Lock(obj) is the same as Monitor.Enter(obj); A lock is basicaly an unary semaphore. If you have a number of instances of the same ressource (N) you use a semaphore with the initialization value N. A lock is mainly used to ensure that a code section is not executed by two threads at the same time.

So a lock can be implemented using a semaphore with initialization value of 1. I guess that Monitor.Enter is more performant here but I have no real information about that. A test will be of help here.

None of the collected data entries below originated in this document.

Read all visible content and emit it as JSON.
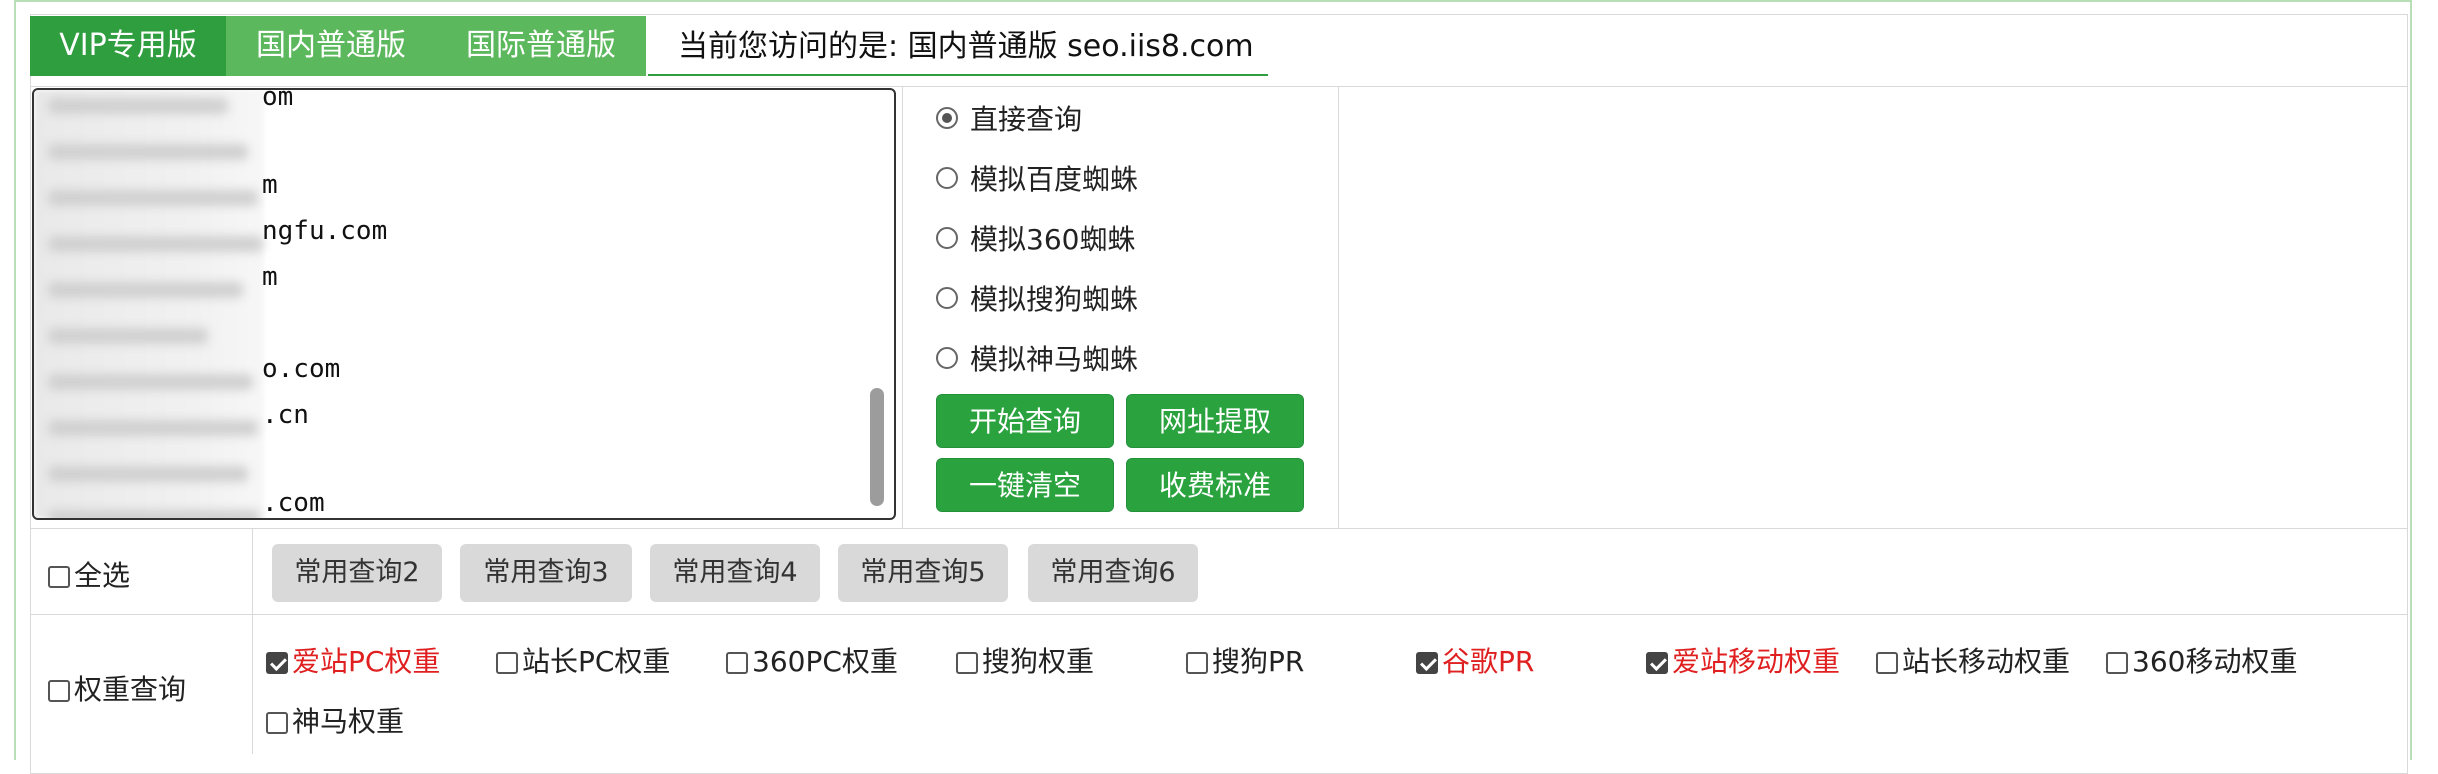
{
  "tabs": [
    {
      "label": "VIP专用版",
      "active": true
    },
    {
      "label": "国内普通版",
      "active": false
    },
    {
      "label": "国际普通版",
      "active": false
    }
  ],
  "visit_text": "当前您访问的是: 国内普通版 seo.iis8.com",
  "url_lines": [
    {
      "text": "om"
    },
    {
      "text": ""
    },
    {
      "text": "m"
    },
    {
      "text": "ngfu.com"
    },
    {
      "text": "m"
    },
    {
      "text": ""
    },
    {
      "text": "o.com"
    },
    {
      "text": ".cn"
    },
    {
      "text": ""
    },
    {
      "text": ".com"
    }
  ],
  "query_modes": [
    {
      "label": "直接查询",
      "checked": true
    },
    {
      "label": "模拟百度蜘蛛",
      "checked": false
    },
    {
      "label": "模拟360蜘蛛",
      "checked": false
    },
    {
      "label": "模拟搜狗蜘蛛",
      "checked": false
    },
    {
      "label": "模拟神马蜘蛛",
      "checked": false
    }
  ],
  "action_buttons": {
    "start": "开始查询",
    "extract": "网址提取",
    "clear": "一键清空",
    "pricing": "收费标准"
  },
  "select_all": {
    "label": "全选",
    "checked": false
  },
  "common_queries": [
    "常用查询2",
    "常用查询3",
    "常用查询4",
    "常用查询5",
    "常用查询6"
  ],
  "weight_query": {
    "label": "权重查询",
    "checked": false
  },
  "weight_items": [
    {
      "label": "爱站PC权重",
      "checked": true,
      "highlight": true
    },
    {
      "label": "站长PC权重",
      "checked": false,
      "highlight": false
    },
    {
      "label": "360PC权重",
      "checked": false,
      "highlight": false
    },
    {
      "label": "搜狗权重",
      "checked": false,
      "highlight": false
    },
    {
      "label": "搜狗PR",
      "checked": false,
      "highlight": false
    },
    {
      "label": "谷歌PR",
      "checked": true,
      "highlight": true
    },
    {
      "label": "爱站移动权重",
      "checked": true,
      "highlight": true
    },
    {
      "label": "站长移动权重",
      "checked": false,
      "highlight": false
    },
    {
      "label": "360移动权重",
      "checked": false,
      "highlight": false
    },
    {
      "label": "神马权重",
      "checked": false,
      "highlight": false
    }
  ],
  "colors": {
    "tab_active": "#2e9e3e",
    "tab_inactive": "#5cb85c",
    "button_green": "#2aa33f",
    "highlight_red": "#e02020"
  }
}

Here is a SO thread that handels about performance.

For your problem a blocking queue would be the solution. (producer consumer) I suggest this very good SO thread.

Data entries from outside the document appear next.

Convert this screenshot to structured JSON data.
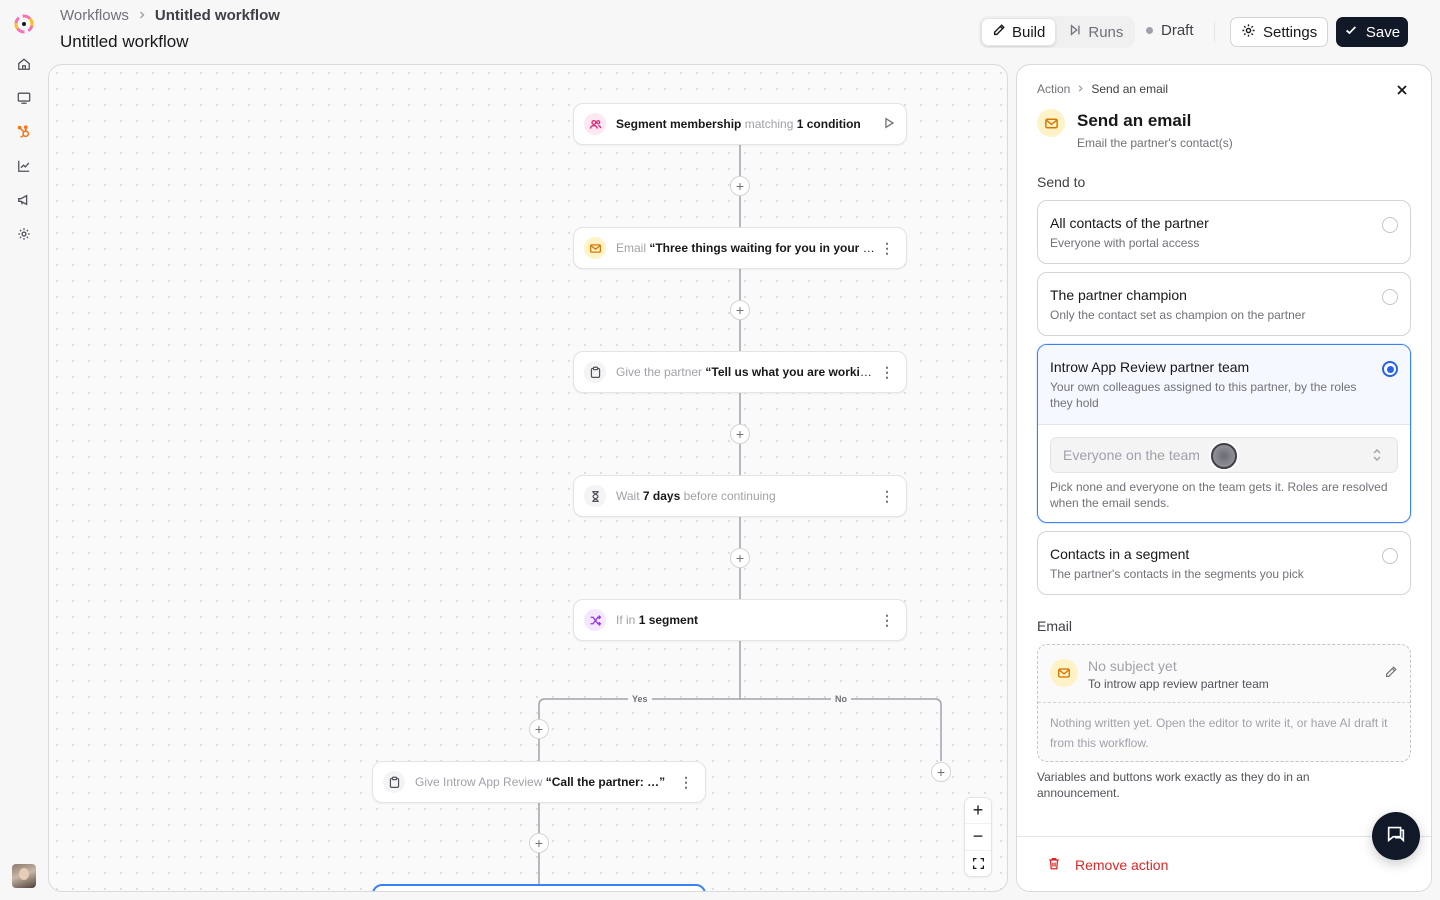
{
  "header": {
    "breadcrumb_root": "Workflows",
    "breadcrumb_current": "Untitled workflow",
    "title": "Untitled workflow",
    "tabs": [
      {
        "label": "Build",
        "icon": "pencil-icon",
        "active": true
      },
      {
        "label": "Runs",
        "icon": "play-skip-icon",
        "active": false
      }
    ],
    "status": "Draft",
    "settings_label": "Settings",
    "save_label": "Save"
  },
  "sidebar": {
    "items": [
      {
        "name": "home",
        "icon": "home-icon"
      },
      {
        "name": "monitor",
        "icon": "monitor-icon"
      },
      {
        "name": "hubspot",
        "icon": "hubspot-icon",
        "accent": "#f97316"
      },
      {
        "name": "analytics",
        "icon": "chart-icon"
      },
      {
        "name": "announcements",
        "icon": "megaphone-icon"
      },
      {
        "name": "settings",
        "icon": "gear-icon"
      }
    ]
  },
  "workflow": {
    "nodes": [
      {
        "id": "trigger",
        "icon": "users-icon",
        "parts": [
          {
            "text": "Segment membership",
            "style": "strong"
          },
          {
            "text": " matching ",
            "style": "muted"
          },
          {
            "text": "1 condition",
            "style": "strong"
          }
        ],
        "trailing": "play-icon"
      },
      {
        "id": "email",
        "icon": "mail-icon",
        "parts": [
          {
            "text": "Email ",
            "style": "muted"
          },
          {
            "text": "“Three things waiting for you in your portal”",
            "style": "strong"
          }
        ],
        "trailing": "kebab-icon"
      },
      {
        "id": "task-partner",
        "icon": "clipboard-icon",
        "parts": [
          {
            "text": "Give the partner ",
            "style": "muted"
          },
          {
            "text": "“Tell us what you are working on”",
            "style": "strong"
          }
        ],
        "trailing": "kebab-icon"
      },
      {
        "id": "wait",
        "icon": "hourglass-icon",
        "parts": [
          {
            "text": "Wait ",
            "style": "muted"
          },
          {
            "text": "7 days",
            "style": "strong"
          },
          {
            "text": " before continuing",
            "style": "muted"
          }
        ],
        "trailing": "kebab-icon"
      },
      {
        "id": "branch",
        "icon": "shuffle-icon",
        "parts": [
          {
            "text": "If in ",
            "style": "muted"
          },
          {
            "text": "1 segment",
            "style": "strong"
          }
        ],
        "trailing": "kebab-icon"
      },
      {
        "id": "task-team",
        "icon": "clipboard-icon",
        "parts": [
          {
            "text": "Give Introw App Review ",
            "style": "muted"
          },
          {
            "text": "“Call the partner: …”",
            "style": "strong"
          }
        ],
        "trailing": "kebab-icon"
      }
    ],
    "branch_yes": "Yes",
    "branch_no": "No",
    "add_step_symbol": "+",
    "zoom_in": "+",
    "zoom_out": "−"
  },
  "panel": {
    "breadcrumb_root": "Action",
    "breadcrumb_current": "Send an email",
    "title": "Send an email",
    "subtitle": "Email the partner's contact(s)",
    "send_to_label": "Send to",
    "options": [
      {
        "title": "All contacts of the partner",
        "desc": "Everyone with portal access",
        "selected": false
      },
      {
        "title": "The partner champion",
        "desc": "Only the contact set as champion on the partner",
        "selected": false
      },
      {
        "title": "Introw App Review partner team",
        "desc": "Your own colleagues assigned to this partner, by the roles they hold",
        "selected": true
      },
      {
        "title": "Contacts in a segment",
        "desc": "The partner's contacts in the segments you pick",
        "selected": false
      }
    ],
    "team_select_placeholder": "Everyone on the team",
    "team_help": "Pick none and everyone on the team gets it. Roles are resolved when the email sends.",
    "email_label": "Email",
    "email_subject": "No subject yet",
    "email_to": "To introw app review partner team",
    "email_body": "Nothing written yet. Open the editor to write it, or have AI draft it from this workflow.",
    "vars_note": "Variables and buttons work exactly as they do in an announcement.",
    "remove_label": "Remove action"
  },
  "colors": {
    "accent_blue": "#2563eb",
    "danger": "#dc2626",
    "email_icon_bg": "#fef3c7",
    "trigger_icon": "#db2777",
    "branch_icon": "#9333ea",
    "save_bg": "#111827"
  }
}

Here is another good source of information about Reusable Parallel Data Structures.


TLDR I just ran my own benchmark and in my setup, it seems that lock is running almost twice as fast as SemaphoreSlim(1).

Specs:

  • .NET Core 2.1.5
  • Windows 10
  • 2 physical cores (4 logical) @2.5 GHz

The test:

I tried running 2, 4 and 6 Tasks in parallel, each of them doing 1M of operations of accessing a lock, doing a trivial operation and releasing it. The code looks as follows:

await semaphoreSlim1.WaitAsync();
// other case: lock(obj) {...}

if(1 + 1 == 2)
{
    count++;
}        

semaphoreSlim1.Release();

Results For each case, lock ran almost twice as fast as SemaphoreSlim(1) (e.g. 205ms vs 390ms, using 6 parallel tasks).

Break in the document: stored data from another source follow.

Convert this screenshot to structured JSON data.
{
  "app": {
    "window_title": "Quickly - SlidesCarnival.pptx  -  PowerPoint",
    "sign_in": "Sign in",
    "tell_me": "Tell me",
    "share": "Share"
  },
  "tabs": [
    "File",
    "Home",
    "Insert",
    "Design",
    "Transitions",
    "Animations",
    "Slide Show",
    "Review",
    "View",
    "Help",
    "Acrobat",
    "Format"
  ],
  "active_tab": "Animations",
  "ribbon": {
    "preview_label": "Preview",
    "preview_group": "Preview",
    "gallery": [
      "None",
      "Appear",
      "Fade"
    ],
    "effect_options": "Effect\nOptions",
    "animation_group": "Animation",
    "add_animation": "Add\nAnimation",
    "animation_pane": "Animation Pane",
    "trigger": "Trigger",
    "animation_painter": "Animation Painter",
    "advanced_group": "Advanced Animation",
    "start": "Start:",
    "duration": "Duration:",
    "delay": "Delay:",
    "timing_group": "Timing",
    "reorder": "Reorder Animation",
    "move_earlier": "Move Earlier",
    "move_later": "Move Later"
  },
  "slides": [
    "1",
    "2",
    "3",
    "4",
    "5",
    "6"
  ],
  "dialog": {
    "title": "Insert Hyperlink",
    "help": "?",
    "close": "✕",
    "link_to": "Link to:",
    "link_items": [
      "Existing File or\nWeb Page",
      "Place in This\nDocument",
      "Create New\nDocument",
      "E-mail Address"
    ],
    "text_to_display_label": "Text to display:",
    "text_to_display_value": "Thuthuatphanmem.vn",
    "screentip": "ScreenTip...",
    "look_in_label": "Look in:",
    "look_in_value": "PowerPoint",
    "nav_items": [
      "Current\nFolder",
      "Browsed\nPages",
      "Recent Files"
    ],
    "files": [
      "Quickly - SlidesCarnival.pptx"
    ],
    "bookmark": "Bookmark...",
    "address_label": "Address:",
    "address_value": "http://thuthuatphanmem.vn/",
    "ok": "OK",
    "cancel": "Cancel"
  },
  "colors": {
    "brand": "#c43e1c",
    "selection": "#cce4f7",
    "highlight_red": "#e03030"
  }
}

Please note, I do not claim that it is any faster on an infinite number of other setups.


In general: If your consumer thread manages to process each data item quickly enough, then the kernel-mode transition will incur a (possibly significant) bit of overhead. In that case a user-mode wrapper which spins for a while before waiting on the semaphore will avoid some of that overhead.

A monitor (with mutual exclusion + condition variable) may or may not implement spinning. That MSDN article's implementation didn't, so in this case there's no real difference in performance. Anyway, you're still going to have to lock in order to dequeue items, unless you're using a lock-free queue.